Зютисты (от франц. zut — черт возьми!) — группа поэтов, не имевшая ни программы, ни манифеста. Просуществовала с октября 1871-го по сентябрь 1872 г. В нее входили Шарль Кро, Андре Жиль, Эрнест Кабане, Леон Валад, Камиль Пельтан.

Говорят, они так воевали друг с другом потому, что характеры у них были диаметрально противоположные, как солнце и луна; потому что у одного были сияние дня, жар дня, сила и семимильные сапоги, а другой предпочитал слабо мерцать среди ветвей, таиться, исчезать; потому что один создавал современную поэзию, а другому хватало старого поэтического хлама, иначе говоря, он пользовался проверенным и очень эффективным рецептом, в котором к буриме примешивается чувство: применение этого рецепта мы странным образом привыкли прощать Малербу, Вийону и Бодлеру, а Верлену не прощаем; потому что он, Верлен, нерешительный и двойственный, как луна, ничему не отдавался всей душой, он не был весь без остатка в Лондоне, он оставил часть себя в Париже, откуда женушка присылала ему письма, умело играя на чувствительной струне, струне Евы. Эти два характера так разительно отличаются один от другого, что просто не могут быть подлинными, мы их подретушировали, сидя за нашими письменными столами поэта.

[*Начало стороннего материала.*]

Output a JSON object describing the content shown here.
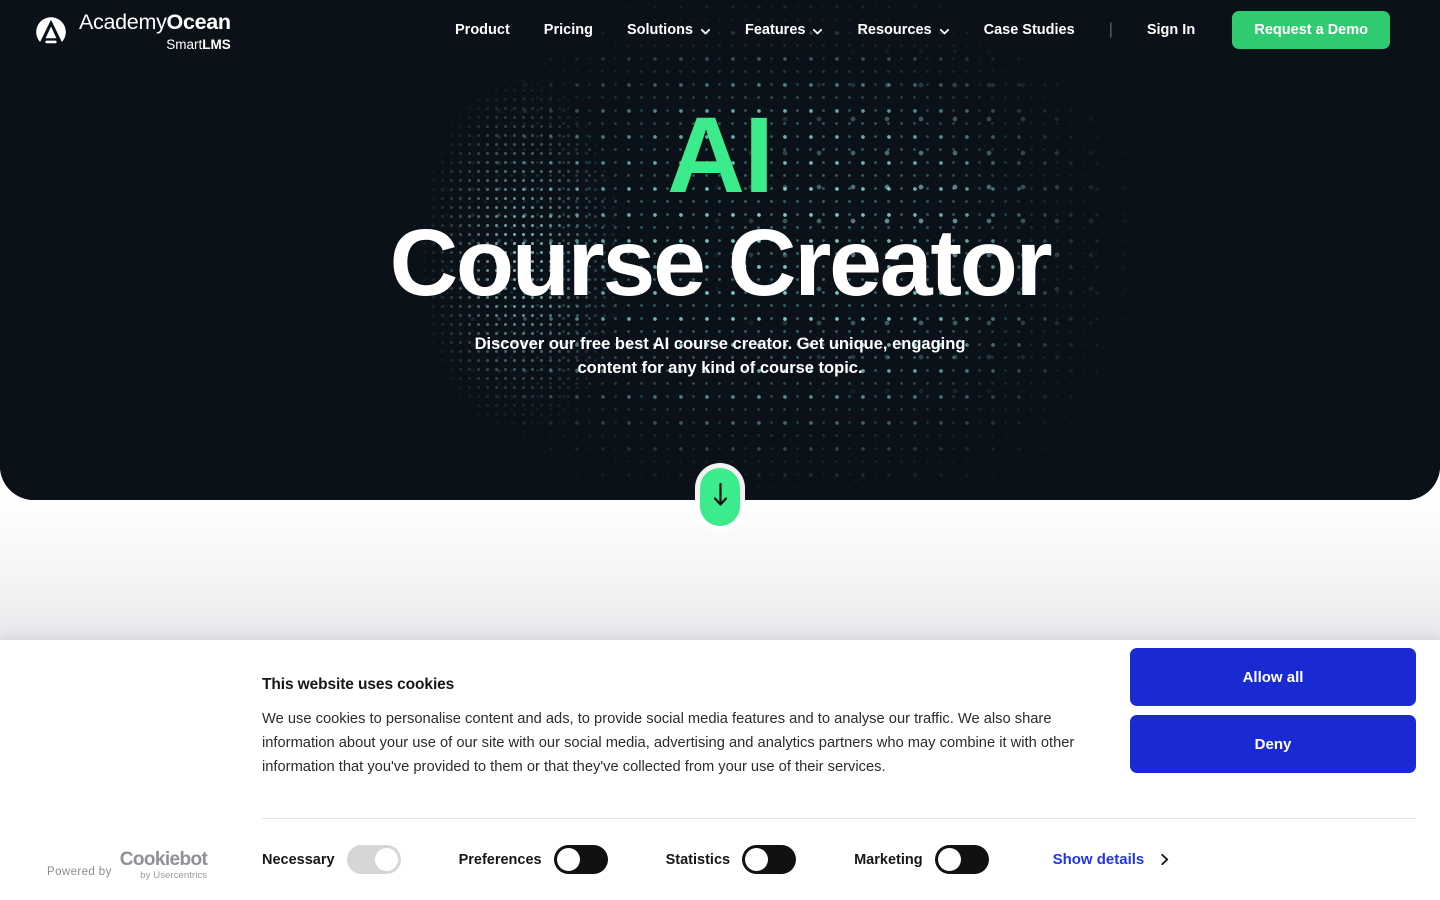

Говорят еще — чтобы объяснить историю с селедками и шестизарядным стволом, — что тут сыграло свою роль «расстройство всех чувств», которое оба сознательно вызывали у себя, поскольку втайне носили красные жилеты; им удалось вызвать у себя расстройство всех чувств, но это не сделало их провидцами, и тогда они решили обрести провидчество в постоянном опьянении, ведь эти два состояния так схожи: нам хочется верить, что десятимесячные совместные попойки превратили двух темпераментных молодых людей в двух одержимых, и настал тот день в Брюсселе, когда из котла с кипящей портерной смолой, как распускающийся цветок, выглянуло дуло шестизарядника. Я не верю в старую-престарую версию, будто Рембо, сознававший свою гениальность (как выражаемся мы, умные головы в шелковых шапочках), почувствовал презрение к Верлену, к поэзии Верлена, и обозвал его бездарностью: не верю потому, что Верлен не был бездарностью, а Рембо, хоть и неизлечимый психопат, был современным, но без нашей непримиримости. Но, как я уже сказал, я думаю, что их чувствительные струны, на которых они так часто играли, стремясь превзойти друг друга, истерлись; и тогда не выдержала их общая, орфическая, струна, струна необыкновенной, превосходящей все мыслимое поэтической судьбы, струна, на которой их обоих научил играть Бодлер и которая так легко рвется; на которой надо играть только для самого себя, убеждать игрой только себя, и этим нельзя заниматься долго, если рядом с вами скрипит другая струна: просто потому, что нельзя двоим одновременно, в одной комнате в Камден-Тауне, быть воплощенной поэзией. Это не делится надвое между живыми, одна из струн неминуемо должна порваться.

А Рембо за свою струну дергал сильнее.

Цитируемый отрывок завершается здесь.